In many computing applications, it is often necessary or desirable to use a code that uniquely identifies a device. For example, in Digital Rights Management (DRM) systems, which enforce rights to content (e.g., audio, video, text, software, etc.), the rights are typically tied to a particular device (i.e., the content is usable only on a particular device), in which case it is necessary or convenient to identify the device by a unique (or substantially unique) identification code.
In cases where a device is manufactured for this purpose, many hardware techniques exist for ensuring that the device is identifiable by a unique, unalterable machine identification (MID). For example, an MID is usually placed in hardware in a tamper-resistant way (such as by burning the MID into the device's processor or into a built-in ROM, non-erasably encoding the MID on a built-in disk, using a smart card dongle, or using permanent electronic serial numbers encoded on the device's components, etc.).
Many devices, however, do not have a built-in unique MID, or hardware from which one can be derived. For example, most handheld computers (e.g., PocketPC computers, Palm computers, etc.) are built from identical hardware that has no built-in unique identifiers. In such cases, it may be necessary to uniquely identify such a device, even if the device does not have any built-in unique identifiers.

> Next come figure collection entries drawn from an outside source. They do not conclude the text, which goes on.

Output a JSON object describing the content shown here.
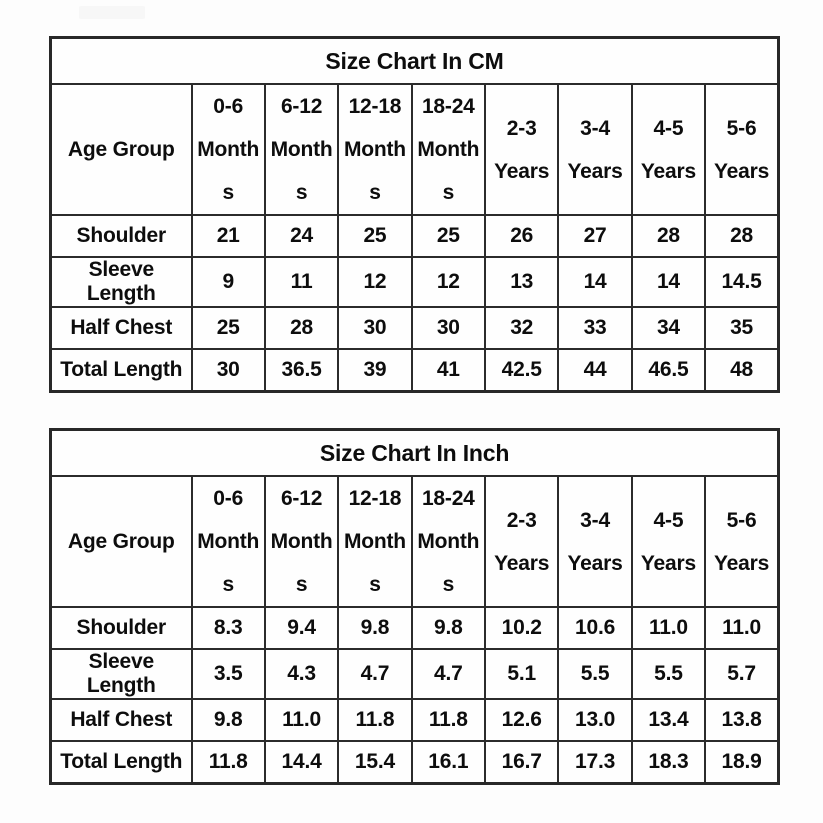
{
  "colors": {
    "background": "#fdfdfd",
    "border": "#2b2b2b",
    "text": "#0d0d0d"
  },
  "chart_data": [
    {
      "type": "table",
      "title": "Size Chart In CM",
      "unit": "cm",
      "columns": [
        "Age Group",
        "0-6 Months",
        "6-12 Months",
        "12-18 Months",
        "18-24 Months",
        "2-3 Years",
        "3-4 Years",
        "4-5 Years",
        "5-6 Years"
      ],
      "header_display": [
        "Age Group",
        "0-6\nMonth\ns",
        "6-12\nMonth\ns",
        "12-18\nMonth\ns",
        "18-24\nMonth\ns",
        "2-3\nYears",
        "3-4\nYears",
        "4-5\nYears",
        "5-6\nYears"
      ],
      "rows": [
        {
          "label": "Shoulder",
          "values": [
            "21",
            "24",
            "25",
            "25",
            "26",
            "27",
            "28",
            "28"
          ]
        },
        {
          "label": "Sleeve Length",
          "values": [
            "9",
            "11",
            "12",
            "12",
            "13",
            "14",
            "14",
            "14.5"
          ]
        },
        {
          "label": "Half Chest",
          "values": [
            "25",
            "28",
            "30",
            "30",
            "32",
            "33",
            "34",
            "35"
          ]
        },
        {
          "label": "Total Length",
          "values": [
            "30",
            "36.5",
            "39",
            "41",
            "42.5",
            "44",
            "46.5",
            "48"
          ]
        }
      ]
    },
    {
      "type": "table",
      "title": "Size Chart In Inch",
      "unit": "inch",
      "columns": [
        "Age Group",
        "0-6 Months",
        "6-12 Months",
        "12-18 Months",
        "18-24 Months",
        "2-3 Years",
        "3-4 Years",
        "4-5 Years",
        "5-6 Years"
      ],
      "header_display": [
        "Age Group",
        "0-6\nMonth\ns",
        "6-12\nMonth\ns",
        "12-18\nMonth\ns",
        "18-24\nMonth\ns",
        "2-3\nYears",
        "3-4\nYears",
        "4-5\nYears",
        "5-6\nYears"
      ],
      "rows": [
        {
          "label": "Shoulder",
          "values": [
            "8.3",
            "9.4",
            "9.8",
            "9.8",
            "10.2",
            "10.6",
            "11.0",
            "11.0"
          ]
        },
        {
          "label": "Sleeve Length",
          "values": [
            "3.5",
            "4.3",
            "4.7",
            "4.7",
            "5.1",
            "5.5",
            "5.5",
            "5.7"
          ]
        },
        {
          "label": "Half Chest",
          "values": [
            "9.8",
            "11.0",
            "11.8",
            "11.8",
            "12.6",
            "13.0",
            "13.4",
            "13.8"
          ]
        },
        {
          "label": "Total Length",
          "values": [
            "11.8",
            "14.4",
            "15.4",
            "16.1",
            "16.7",
            "17.3",
            "18.3",
            "18.9"
          ]
        }
      ]
    }
  ]
}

Most software approaches to creating an MID yield an MID that can be altered, duplicated or set by a device's user, making these MIDs untenable for security use. An MID that can be changed without detection invites “spoofing” of the device that the MID is supposed to identify, thus allowing an interloper to obtain access to data or use of software that is supposed to be restricted to one device having a particular MID. Conventional software-based MIDs typically have the drawback that the software that creates them generally duplicates the same MID if the software is simply run again on the same machine or on a different machine, allowing anyone who obtains the software to spoof the MID. Other deficiencies in software-created MIDs are their inability to survive a warm-boot (i.e., where the operating system (O/S) is restarted, but user data is not erased), and lack of techniques for using an MID in a manner that allows a change in the MID by a nefarious user to be detected.
The present invention overcomes the drawbacks of the prior art.